Find all pairs of functions $ f,g : \mathbb{R}\to \mathbb{R}$ such that
(a) if $ x < y$, then $ f(x) < f(y)$;
(b) for all $ x,y \in \mathbb{R}$, $ f(xy) = g(y)f(x) + f(y)$.
My work :
Let $ P(x,y) : f(xy) = g(y)f(x) + f(y)$
$x<y \iff f(x) < f(y)$
$ P(x,1) : f(x)\big(1-g(1)\big) = f(1)$
$g(1) = 1 \implies f(xy) = f(x) + f(y)$
so $f(1) = f(1) + f(1) \implies f(1) = 0$
$ P(x,1) :$
$f(1) = 0 \implies f(x) = g(1)f(x)f(1)$
so $f(x)\big(1-g(1)\big) = 0 \implies g(1) = 1$
Please suggest how to proceed.
The answer is, $(f,g)$ satisfies $g=\text{sgn}(x)\exp({b\log|x|})$ and $f(x)=a(g(x)-1)$ for some real numbers $a>0$ and $b>0$.

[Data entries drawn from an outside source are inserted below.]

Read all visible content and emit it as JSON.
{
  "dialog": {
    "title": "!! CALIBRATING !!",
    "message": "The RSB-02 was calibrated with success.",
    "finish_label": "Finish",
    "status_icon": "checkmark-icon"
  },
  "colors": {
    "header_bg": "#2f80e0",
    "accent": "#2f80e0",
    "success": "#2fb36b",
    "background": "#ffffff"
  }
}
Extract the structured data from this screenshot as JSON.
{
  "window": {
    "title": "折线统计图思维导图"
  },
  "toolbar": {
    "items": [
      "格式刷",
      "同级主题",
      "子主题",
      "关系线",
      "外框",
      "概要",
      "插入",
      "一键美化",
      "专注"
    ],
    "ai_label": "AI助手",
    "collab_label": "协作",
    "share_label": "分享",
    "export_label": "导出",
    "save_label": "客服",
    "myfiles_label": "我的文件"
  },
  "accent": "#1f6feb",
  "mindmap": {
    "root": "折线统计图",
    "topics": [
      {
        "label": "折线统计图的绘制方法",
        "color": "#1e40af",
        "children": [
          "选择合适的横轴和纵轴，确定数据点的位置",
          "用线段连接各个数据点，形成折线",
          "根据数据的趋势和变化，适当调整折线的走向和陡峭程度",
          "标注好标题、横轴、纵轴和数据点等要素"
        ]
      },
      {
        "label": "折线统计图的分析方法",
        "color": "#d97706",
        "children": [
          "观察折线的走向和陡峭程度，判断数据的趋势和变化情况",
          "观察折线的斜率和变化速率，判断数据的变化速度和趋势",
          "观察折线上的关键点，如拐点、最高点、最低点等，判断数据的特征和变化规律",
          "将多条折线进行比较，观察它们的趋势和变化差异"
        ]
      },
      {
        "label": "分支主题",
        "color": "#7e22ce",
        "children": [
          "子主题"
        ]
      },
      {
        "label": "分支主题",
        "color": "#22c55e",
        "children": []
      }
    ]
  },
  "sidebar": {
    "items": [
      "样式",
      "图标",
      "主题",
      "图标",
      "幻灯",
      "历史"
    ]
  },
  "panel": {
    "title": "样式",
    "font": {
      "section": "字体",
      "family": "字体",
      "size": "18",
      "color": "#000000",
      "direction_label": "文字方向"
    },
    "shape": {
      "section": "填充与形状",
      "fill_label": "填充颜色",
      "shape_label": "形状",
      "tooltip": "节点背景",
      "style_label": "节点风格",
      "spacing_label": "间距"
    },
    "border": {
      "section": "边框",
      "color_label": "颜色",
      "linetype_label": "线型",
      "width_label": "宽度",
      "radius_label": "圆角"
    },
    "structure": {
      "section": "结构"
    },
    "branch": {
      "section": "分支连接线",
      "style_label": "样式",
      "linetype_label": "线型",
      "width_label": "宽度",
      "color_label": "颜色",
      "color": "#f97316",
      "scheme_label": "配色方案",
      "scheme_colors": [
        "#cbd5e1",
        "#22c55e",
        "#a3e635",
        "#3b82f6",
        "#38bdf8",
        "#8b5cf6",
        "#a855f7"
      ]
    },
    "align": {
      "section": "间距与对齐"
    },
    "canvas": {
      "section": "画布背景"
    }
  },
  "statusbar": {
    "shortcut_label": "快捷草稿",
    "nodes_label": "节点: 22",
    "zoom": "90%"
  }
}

It is easy to see that all such $(f,g)$ satisfy the conditions. We will show that they are the only possibilities.
The proof is the following:
Take $y=1$, we get $$f(x)=g(1)f(x)+f(1).$$ Since $f$ is not constant, $f(1)=0$, $g(1)=1$.
Take $y=0$, $$ f(0)=g(0)f(x)+f(0). $$ Hence $g(0)=0$.

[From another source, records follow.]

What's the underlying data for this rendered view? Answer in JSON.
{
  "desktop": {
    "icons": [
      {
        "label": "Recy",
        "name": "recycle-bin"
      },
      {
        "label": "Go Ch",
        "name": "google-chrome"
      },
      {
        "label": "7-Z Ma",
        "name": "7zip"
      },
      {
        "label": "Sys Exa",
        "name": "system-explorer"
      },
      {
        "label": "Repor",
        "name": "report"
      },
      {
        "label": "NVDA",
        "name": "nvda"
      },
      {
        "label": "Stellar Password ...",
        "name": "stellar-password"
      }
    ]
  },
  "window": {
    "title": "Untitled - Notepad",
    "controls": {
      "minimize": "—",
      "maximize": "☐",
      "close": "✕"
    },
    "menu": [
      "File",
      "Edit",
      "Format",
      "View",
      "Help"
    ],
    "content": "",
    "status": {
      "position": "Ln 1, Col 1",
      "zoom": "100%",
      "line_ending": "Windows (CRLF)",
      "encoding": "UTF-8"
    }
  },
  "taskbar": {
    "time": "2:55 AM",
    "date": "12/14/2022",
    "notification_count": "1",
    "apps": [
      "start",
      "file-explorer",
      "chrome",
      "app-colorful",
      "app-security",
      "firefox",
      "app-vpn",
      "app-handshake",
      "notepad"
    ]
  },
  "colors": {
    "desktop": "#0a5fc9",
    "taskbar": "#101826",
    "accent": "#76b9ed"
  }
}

Take $x=0$ $$ f(0)=g(y)f(0)+f(y), $$ Hence $$f(x)=a(g(x)-1),$$ here we assume $f(0)=-a.$ Of course $a>-f(1)=0$ by assumption, and $g$ is monotonic increasing as $f$ is.

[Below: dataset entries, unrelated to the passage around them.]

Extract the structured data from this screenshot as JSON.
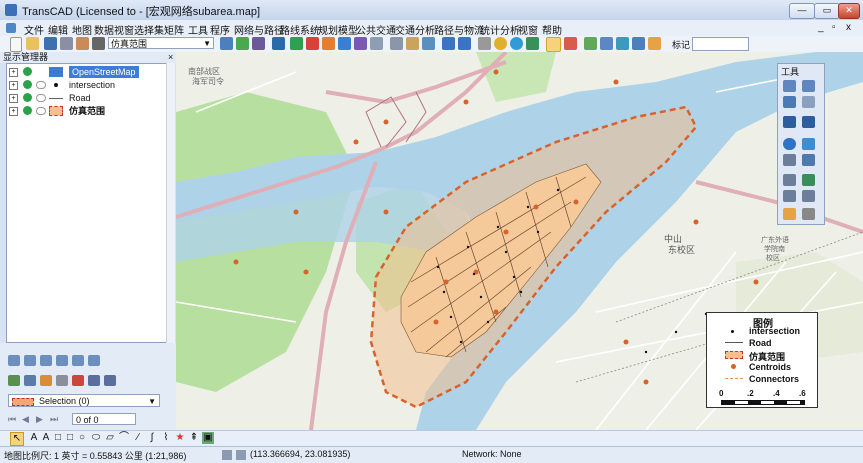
{
  "window": {
    "title": "TransCAD (Licensed to                    - [宏观网络subarea.map]",
    "controls": [
      "—",
      "▭",
      "✕"
    ]
  },
  "menu": [
    "文件",
    "编辑",
    "地图",
    "数据视窗",
    "选择集",
    "矩阵",
    "工具",
    "程序",
    "网络与路径",
    "路线系统",
    "规划模型",
    "公共交通",
    "交通分析",
    "路径与物流",
    "统计分析",
    "视窗",
    "帮助"
  ],
  "mdi_controls": [
    "_",
    "▫",
    "x"
  ],
  "toolbar": {
    "layer_select": "仿真范围",
    "mark_label": "标记"
  },
  "layer_manager": {
    "title": "显示管理器",
    "close": "×",
    "layers": [
      {
        "name": "OpenStreetMap",
        "selected": true
      },
      {
        "name": "intersection",
        "selected": false
      },
      {
        "name": "Road",
        "selected": false
      },
      {
        "name": "仿真范围",
        "selected": false
      }
    ]
  },
  "selection": {
    "label": "Selection (0)",
    "page": "0 of 0"
  },
  "tools_palette": {
    "title": "工具"
  },
  "legend": {
    "title": "图例",
    "items": [
      {
        "label": "intersection"
      },
      {
        "label": "Road"
      },
      {
        "label": "仿真范围"
      },
      {
        "label": "Centroids"
      },
      {
        "label": "Connectors"
      }
    ],
    "scale": [
      "0",
      ".2",
      ".4",
      ".6"
    ]
  },
  "map_labels": [
    "南部战区",
    "海军司令",
    "中山",
    "东校区",
    "广东外语",
    "学院南",
    "校区"
  ],
  "status": {
    "scale": "地图比例尺: 1 英寸 = 0.55843 公里 (1:21,986)",
    "coords": "(113.366694, 23.081935)",
    "network": "Network: None"
  },
  "colors": {
    "boundary_fill": "#f3c08e",
    "boundary_stroke": "#d9622b",
    "river": "#aed2e8",
    "park": "#b7dfa0",
    "road": "#e0aeb7",
    "centroid": "#d9622b"
  }
}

Use this equation to the original one, we get $$ g(xy)=g(x)g(y). $$ Take $x=y=-1$, note that $g$ is monotonic, hence $g(-1)=1$. Take $y=-1$, we know that $g$ is an odd function. It is enough to show that $g=\exp({b\log x})$ for $x>0$. This is actually a standard Cauchy functional equation problem.
Take $G(x)=\log (g(e^x))$. Note that it is well defined because $g(y)>0$ if $y>0$. Also note that $G$ is monotonic increasing and $$ G(x+y)=G(x)+G(y). $$ Hence $G(x)=bx$ for some $b>0$ and we finished the proof.